Le 3 septembre 1939, dans les environs de 17h00 et juste après son allié britannique, la France déclare la guerre à l’Allemagne nazie, qui vient d’attaquer la Pologne sans déclaration de guerre. La mobilisation générale est décrétée et les troupes françaises se rassemblent avant de rejoindre le front.

Photographie vintage libre de droit

Photographie d’illustration © Fortitude Studio

Un dernier été avant la guerre

Eté 1939, quelques chanceux vacanciers éloignés de la capitale et des cités industrielles, prennent du bon temps au milieu du paradisiaque paysage de la Côte d’Azur. Pour ces français, c’est un vent de légèreté, une parenthèse de bonheur précédée d’une dure année d’angoisse de labeur. Les enfants courent sur le sable brulant devant l’objectif des rares caméras familiales avant de partir à l’assaut des vagues d’une mer au bleu éclatant.

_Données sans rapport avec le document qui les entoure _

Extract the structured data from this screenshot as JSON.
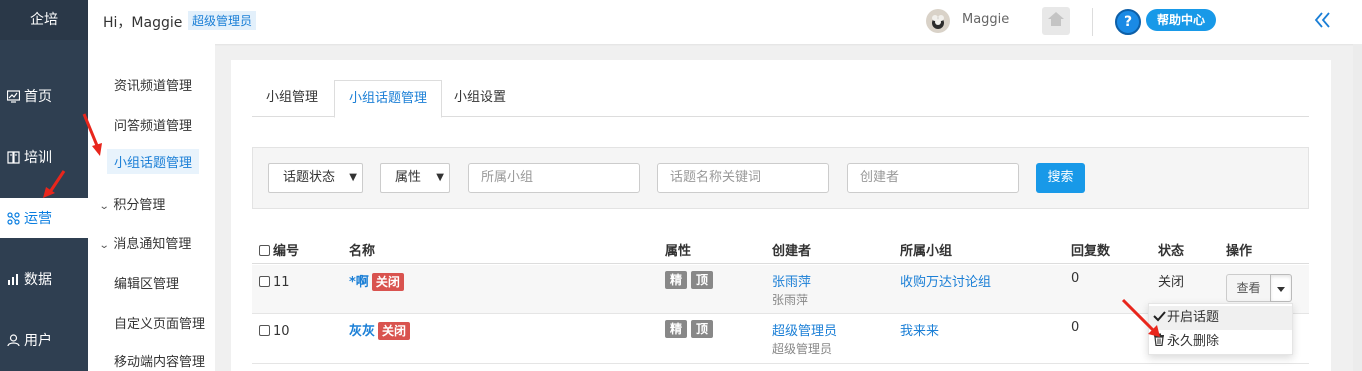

Les repas s’éternisent autant que les siestes qui s’en suivent. Le mélodieux chant des cigales, transporté par une brise douce, apaisante et reposante accompagne les balades estivales. Oui, c’est un vent de légèreté, une pause de vie, une pause de partage en intimité. L’occasion n’est que trop rêvée pour tourner le dos à ces grondements venus plus à l’Est. Un orage approche dangereusement, menaçant sur son passage d’engloutir à jamais le vent de la liberté.

La menace nazie

Sombre, ténébreux et orgueilleux, il se propage encore plus vite que ses propres éclairs de colère. Le vent tourne, se renforce et emporte sur son passage les fondements des sociétés modernes et évoluées d’une Europe désormais en crise.

L’Allemagne, “étouffée par un traité de paix déséquilibré”, en quête de solutions à ses difficultés récemment rencontrées, s’est réfugiée dans une dictature idéaliste, énergique certes, mais terriblement mensongère et raciste. L’Espagne en a fait tout autant, tout comme l’Italie, pourtant grand allié de la France et du Royaume-Uni, que ces derniers, à coups de morales déplacées, viennent imprudemment de jeter dans les bras de Hitler.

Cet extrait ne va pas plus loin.